The HLA-B gene provides instructions for making a protein that plays a critical role in the immune system. HLA-B is part of a family of genes called the human leukocyte antigen (HLA) complex.
Does warfarin inhibit CYP2C9?
Furthermore, warfarin alcohols are known to competitively inhibit CYP2C9 yet are not metabolized (15).
What is the difference between R and S warfarin?
For the anticoagulant warfarin, S-warfarin is more highly bound to albumin than R-warfarin, while overall R-warfarin is more highly protein bound than S-warfarin. S-warfarin is also 5 times more potent as a blood anticoagulant than the R-form.
What is warfarin made from?
Warfarin is derived from coumarin, a sweet-smelling anticoagulant (blood-clotting) chemical found naturally in sweet clover and many other plants. In 1954, warfarin was approved for clinical use and has remained a popular anticoagulant ever since.
What is AB allele?
Cis-AB is a rare fourth version of the blood type gene. It is an allele that gives you type AB blood all by itself! If you have the cis-AB allele, the other allele you got from your parents will not affect your blood type. No matter what it is, you will have type AB blood.

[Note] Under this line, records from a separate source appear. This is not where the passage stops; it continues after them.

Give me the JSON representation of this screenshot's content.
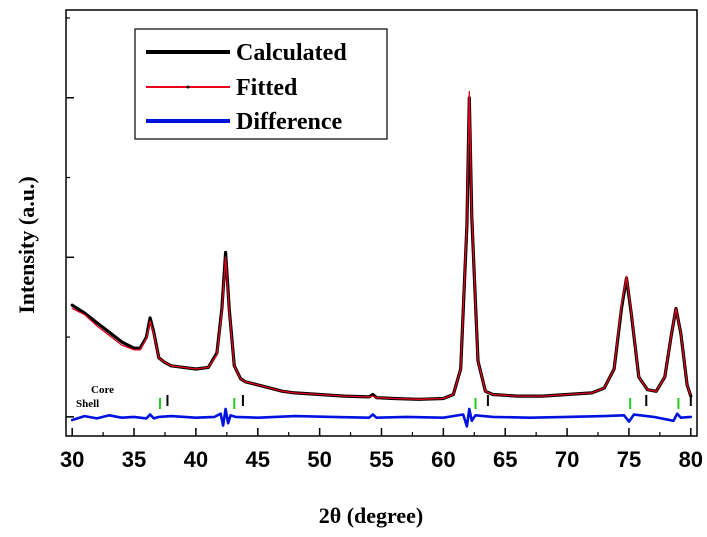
{
  "chart_data": {
    "type": "line",
    "title": "",
    "xlabel": "2θ (degree)",
    "ylabel": "Intensity (a.u.)",
    "xlim": [
      29.5,
      80.5
    ],
    "ylim": [
      -0.12,
      2.55
    ],
    "xticks": [
      "30",
      "35",
      "40",
      "45",
      "50",
      "55",
      "60",
      "65",
      "70",
      "75",
      "80"
    ],
    "y_tick_labels_shown": false,
    "grid": false,
    "legend_position": "top-left",
    "legend": [
      {
        "label": "Calculated",
        "color": "#000000"
      },
      {
        "label": "Fitted",
        "color": "#e8001c"
      },
      {
        "label": "Difference",
        "color": "#0012e0"
      }
    ],
    "series": [
      {
        "name": "Calculated",
        "color": "#000000",
        "x": [
          30,
          31,
          32,
          33,
          34,
          35,
          35.5,
          36,
          36.3,
          36.6,
          37,
          37.5,
          38,
          39,
          40,
          41,
          41.7,
          42.1,
          42.4,
          42.7,
          43.1,
          43.6,
          44,
          45,
          46,
          47,
          48,
          50,
          52,
          54,
          54.3,
          54.6,
          56,
          58,
          60,
          60.8,
          61.4,
          61.9,
          62.1,
          62.3,
          62.8,
          63.4,
          64,
          66,
          68,
          70,
          72,
          73,
          73.8,
          74.4,
          74.8,
          75.2,
          75.8,
          76.5,
          77.2,
          77.9,
          78.4,
          78.8,
          79.2,
          79.7,
          80
        ],
        "values": [
          0.7,
          0.65,
          0.59,
          0.53,
          0.47,
          0.43,
          0.43,
          0.5,
          0.62,
          0.53,
          0.37,
          0.34,
          0.32,
          0.31,
          0.3,
          0.31,
          0.4,
          0.68,
          1.03,
          0.67,
          0.32,
          0.24,
          0.22,
          0.2,
          0.18,
          0.16,
          0.15,
          0.14,
          0.13,
          0.125,
          0.14,
          0.12,
          0.115,
          0.11,
          0.115,
          0.14,
          0.3,
          1.2,
          2.0,
          1.25,
          0.35,
          0.16,
          0.14,
          0.13,
          0.13,
          0.14,
          0.15,
          0.18,
          0.3,
          0.68,
          0.87,
          0.64,
          0.25,
          0.17,
          0.16,
          0.25,
          0.5,
          0.68,
          0.52,
          0.2,
          0.13
        ]
      },
      {
        "name": "Fitted",
        "color": "#e8001c",
        "x": [
          30,
          31,
          32,
          33,
          34,
          35,
          35.5,
          36,
          36.3,
          36.6,
          37,
          37.5,
          38,
          39,
          40,
          41,
          41.7,
          42.1,
          42.4,
          42.7,
          43.1,
          43.6,
          44,
          45,
          46,
          47,
          48,
          50,
          52,
          54,
          54.3,
          54.6,
          56,
          58,
          60,
          60.8,
          61.4,
          61.9,
          62.1,
          62.3,
          62.8,
          63.4,
          64,
          66,
          68,
          70,
          72,
          73,
          73.8,
          74.4,
          74.8,
          75.2,
          75.8,
          76.5,
          77.2,
          77.9,
          78.4,
          78.8,
          79.2,
          79.7,
          80
        ],
        "values": [
          0.68,
          0.64,
          0.57,
          0.51,
          0.45,
          0.42,
          0.42,
          0.49,
          0.6,
          0.52,
          0.37,
          0.34,
          0.32,
          0.31,
          0.3,
          0.31,
          0.39,
          0.66,
          1.0,
          0.66,
          0.32,
          0.24,
          0.22,
          0.2,
          0.18,
          0.16,
          0.15,
          0.14,
          0.13,
          0.125,
          0.13,
          0.12,
          0.115,
          0.11,
          0.115,
          0.14,
          0.3,
          1.22,
          2.04,
          1.27,
          0.35,
          0.16,
          0.14,
          0.13,
          0.13,
          0.14,
          0.15,
          0.18,
          0.3,
          0.7,
          0.88,
          0.65,
          0.25,
          0.17,
          0.16,
          0.25,
          0.5,
          0.68,
          0.52,
          0.2,
          0.13
        ]
      },
      {
        "name": "Difference",
        "color": "#0012e0",
        "x": [
          30,
          31,
          32,
          33,
          34,
          35,
          36,
          36.3,
          36.6,
          37,
          38,
          40,
          41.5,
          42,
          42.2,
          42.4,
          42.6,
          42.8,
          43.2,
          45,
          48,
          51,
          54,
          54.3,
          54.6,
          57,
          60,
          61.6,
          61.9,
          62.1,
          62.3,
          62.6,
          64,
          67,
          70,
          73,
          74.6,
          75,
          75.4,
          77,
          78.6,
          78.9,
          79.2,
          80
        ],
        "values": [
          -0.02,
          0.005,
          -0.01,
          0.01,
          -0.005,
          0.0,
          -0.01,
          0.015,
          -0.01,
          0.0,
          0.005,
          -0.005,
          0.0,
          0.02,
          -0.055,
          0.05,
          -0.04,
          0.01,
          0.0,
          -0.005,
          0.005,
          0.0,
          -0.005,
          0.015,
          -0.005,
          0.0,
          -0.005,
          0.015,
          -0.06,
          0.05,
          -0.025,
          0.01,
          0.0,
          -0.005,
          0.0,
          0.005,
          0.01,
          -0.03,
          0.015,
          0.0,
          -0.025,
          0.02,
          -0.005,
          0.0
        ]
      }
    ],
    "reflection_markers": [
      {
        "label": "Core",
        "color": "#000000",
        "x": [
          37.7,
          43.8,
          63.6,
          76.4,
          80.0
        ]
      },
      {
        "label": "Shell",
        "color": "#22cc22",
        "x": [
          37.1,
          43.1,
          62.6,
          75.1,
          79.0
        ]
      }
    ]
  }
}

Is warfarin a cyp2c19 inhibitor?
Warfarin produces its therapeutic effect by inhibiting the action of vitamin K epoxide reductase complex 1 (VKORC1) that is necessary to produce the clotting factors II (prothrombin), VII, IX, and X. Like CYP2C9, several genetic polymorphisms of VKORC1 can alter a patient’s response to warfarin.
How does warfarin affect protein C and S?

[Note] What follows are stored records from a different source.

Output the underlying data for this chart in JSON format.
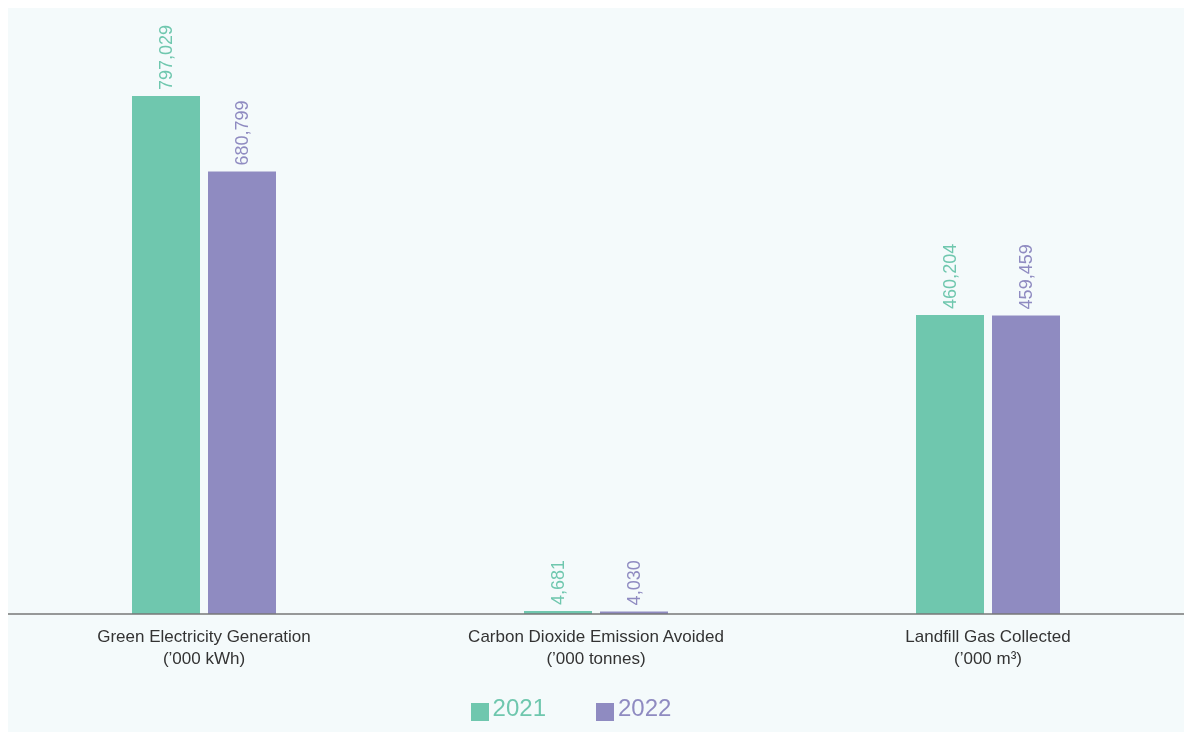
{
  "chart_data": {
    "type": "bar",
    "categories": [
      "Green Electricity Generation\n(’000 kWh)",
      "Carbon Dioxide Emission Avoided\n(’000 tonnes)",
      "Landfill Gas Collected\n(’000 m³)"
    ],
    "series": [
      {
        "name": "2021",
        "color": "#6fc7ae",
        "values": [
          797029,
          4681,
          460204
        ],
        "value_labels": [
          "797,029",
          "4,681",
          "460,204"
        ]
      },
      {
        "name": "2022",
        "color": "#8f8bc1",
        "values": [
          680799,
          4030,
          459459
        ],
        "value_labels": [
          "680,799",
          "4,030",
          "459,459"
        ]
      }
    ],
    "legend": "bottom",
    "grid": false
  }
}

Warfarin inhibits the body’s own production of protein C and protein S. Therefore, initial treatment with warfarin alone in people with protein C or protein S deficiency may temporarily make clotting worse or precipitate a new clot or a severe skin rash known as skin necrosis.
How are CYP2C9 and VKORC1 genotypes used to determine warfarin doses?

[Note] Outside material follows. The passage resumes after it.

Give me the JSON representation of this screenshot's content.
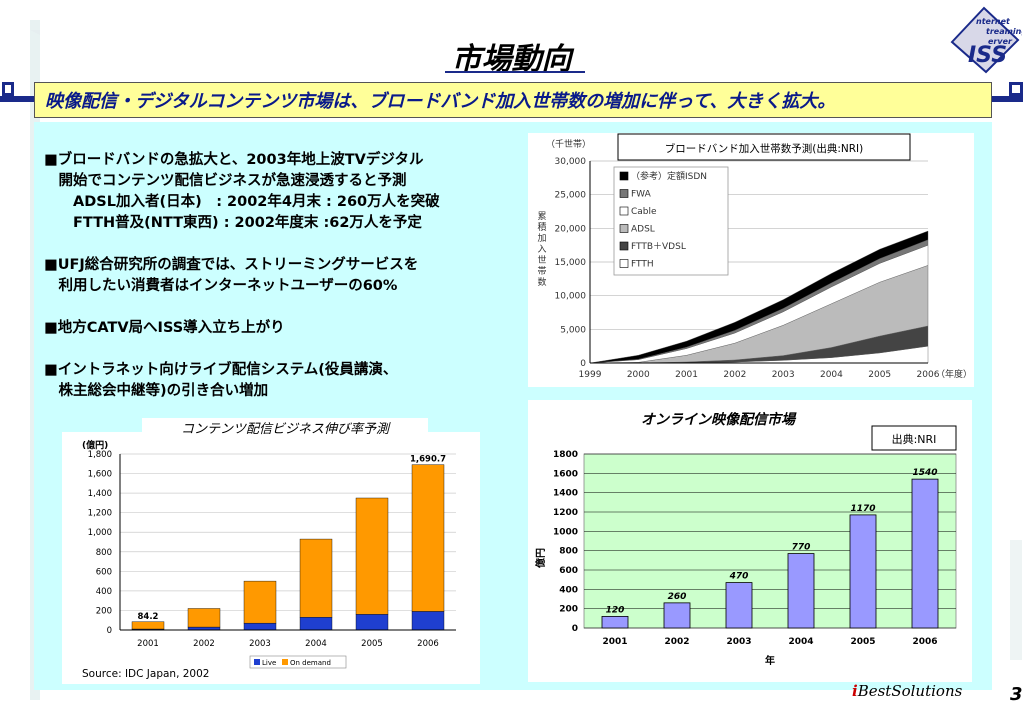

A patient’s CYP2C9 and VKORC1 genotype can be used to help determine the optimal starting dose of warfarin. The CYP2C9 gene encodes one of the main enzymes involved in the metabolism of warfarin. Several variant CYP2C9 alleles are associated with reduced enzyme activity and lower clearance rates of warfarin.
What is the genotype frequency of the VKORC1 polymorphism?
The VKORC1(rs 9923231, -1639 G>A) polymorphism, genotype frequencies were 20.5%, 40.5%, and 38.9% for GG, GA, and AA genotypes, respectively. The allelic frequency for VKORC1-1639 A was 60%. In the studied population the CYP2C9 *2 mutant allele frequency was found to be 12.6%.
Is there a difference between the variant alleles of vkorc1-1639 G>A and CYP2C9?
However, the comparisons among *1/*1 vs. *2/*2, *2/*3,*3/*3 (P = 0.22) and*1/*2, *1/*3 vs.*2/*2, *2/*3,*3/*3 (P = 0.54) showed no significant differences (Table 3). The simultaneous effect of the variant alleles of VKORC1-1639 G>A and CYP2C9 is shown in Figure 1.
Which genotypes are sensitive to warfarin?
Warfarin Therapy and the Genotypes CYP2C9 and VKORC1. Patients who carry the -1639G>A polymorphism in the promoter region of the VKORC1 gene are more sensitive to warfarin and require lower doses. The FDA-approved warfarin drug label provides a dosing table based on CYP2C9 and VKORC1 genotypes ( Table 1 ).